Certificate policies can include the following types of information:

  • Purposes for which the certificate can be used (user authentication, digital signing of software, encrypted e-mail, and so forth).

  • Private key management requirements, such as requiring storage on smart cards or other hardware devices.

  • Whether the private key can be exported.

  • Requirements for users of the certificates, including what users must do in case their private key is lost or compromised.

  • Requirements for certificate enrollment and renewal.

  • Certificate lifetime.

  • Cryptography algorithms to be used.

  • Minimum length of the public key and private key set.

A CPS can include the following types of information:

  • Positive identification of the CA (including CA name, server name, and DNS address).

  • Certificate policies that are implemented by the CA and the certificate types that are issued.

  • Policies, procedures, and processes for issuing and renewing certificates.

  • Cryptography algorithms and key length used for the CA certificate.

  • Lifetime of the CA certificate.

  • Physical, network, and procedural security of the CA.

  • The certificate lifetime of each certificate issued by the CA.

  • Policies for revoking certificates, including conditions for certificate revocation such as employee termination and misuse of security privileges.
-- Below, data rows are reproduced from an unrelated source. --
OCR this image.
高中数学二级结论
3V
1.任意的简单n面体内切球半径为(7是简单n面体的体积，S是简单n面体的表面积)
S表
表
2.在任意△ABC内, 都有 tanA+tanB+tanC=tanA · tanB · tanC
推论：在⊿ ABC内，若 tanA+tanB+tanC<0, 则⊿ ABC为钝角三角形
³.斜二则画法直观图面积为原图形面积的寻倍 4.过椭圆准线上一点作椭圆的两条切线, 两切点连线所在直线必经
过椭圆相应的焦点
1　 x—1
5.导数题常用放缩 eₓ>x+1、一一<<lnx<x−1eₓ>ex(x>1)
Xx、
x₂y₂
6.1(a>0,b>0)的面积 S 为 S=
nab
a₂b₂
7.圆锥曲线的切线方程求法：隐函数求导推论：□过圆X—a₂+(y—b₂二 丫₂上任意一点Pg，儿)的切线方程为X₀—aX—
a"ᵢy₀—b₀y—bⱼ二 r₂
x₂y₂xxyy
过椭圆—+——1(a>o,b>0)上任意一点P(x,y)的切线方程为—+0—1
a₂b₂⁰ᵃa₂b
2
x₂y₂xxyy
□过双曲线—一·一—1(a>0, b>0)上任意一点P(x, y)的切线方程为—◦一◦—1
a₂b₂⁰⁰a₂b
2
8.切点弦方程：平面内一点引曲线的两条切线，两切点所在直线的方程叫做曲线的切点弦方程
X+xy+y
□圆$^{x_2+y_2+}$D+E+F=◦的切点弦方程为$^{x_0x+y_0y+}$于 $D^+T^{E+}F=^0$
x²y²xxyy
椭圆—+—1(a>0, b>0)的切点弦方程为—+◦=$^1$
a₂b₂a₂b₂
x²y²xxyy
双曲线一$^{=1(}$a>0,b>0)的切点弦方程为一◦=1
  • Policies for certificate revocation lists (CRLs), including CRL distribution points and publishing intervals.

  • Policies for certificate revocation lists (CRLs), including CRL distribution points and publishing intervals.

  • Policy for renewing the CA's certificate before its expiration.

Security for Certificate Authorities

In general, it is important to provide high levels of security for CAs and their private keys. Each CA is certified with a CA certificate and uses its private key to sign all of the certificates and the certificate revocation lists it issues. If someone can steal or discover the CAs private key, they can impersonate the CA and issue counterfeit certificates. Likewise, someone who has the CA's private key, can publish counterfeit certificate revocation lists. Therefore, protecting the CA's private key is crucial to ensuring its integrity.

Ways to Trust Certificate Authorities

Many public key infrastructures, including the Windows 2000 public key infrastructure, support a hierarchical trust model where trust is placed in root CAs that are used to certify child CAs also called subordinate CAs. The root CA has a self-signed certificate and is the most trusted CA in an enterprise. Root CAs can issue subordinate CA certificates and these subordinate CAs can, in turn, issue subordinate CA certificates. The resulting CA trust chain or certification hierarchy can be many levels deep. You can choose to trust certificates for security functions based on trust for the root CA of the certification trust hierarchy for the issuing CA. The chain of trust for certificates is called the certification path . For more information about CA hierarchies and trust, see "Windows 2000 Certificate Services and Public Key Infrastructure" in this book.

Many public key infrastructures, including the Windows 2000 public key infrastructure, also include mechanisms for cross-certification trust so you can choose to trust certificates for CAs that are not in your organization's certification trust hierarchies. Windows 2000 certification provides a unique method for trusting third-party certificates and CAs that are called Certification Trust Lists (CTLs). Because certification hierarchies provides a very broad trust for all certificates issued by CAs in the chain, you can often use cross-certification trust to narrow the scope of your trust for certain certificates. For example, in Windows 2000 you can use CTLs to trust specific certificates issued by a business partner's CA to grant access to Web resources on an extranet. Even though the certificate might be valid for many purposes, you can use a CTL to restrict the authorized purposes of the certificates to Web authentication only.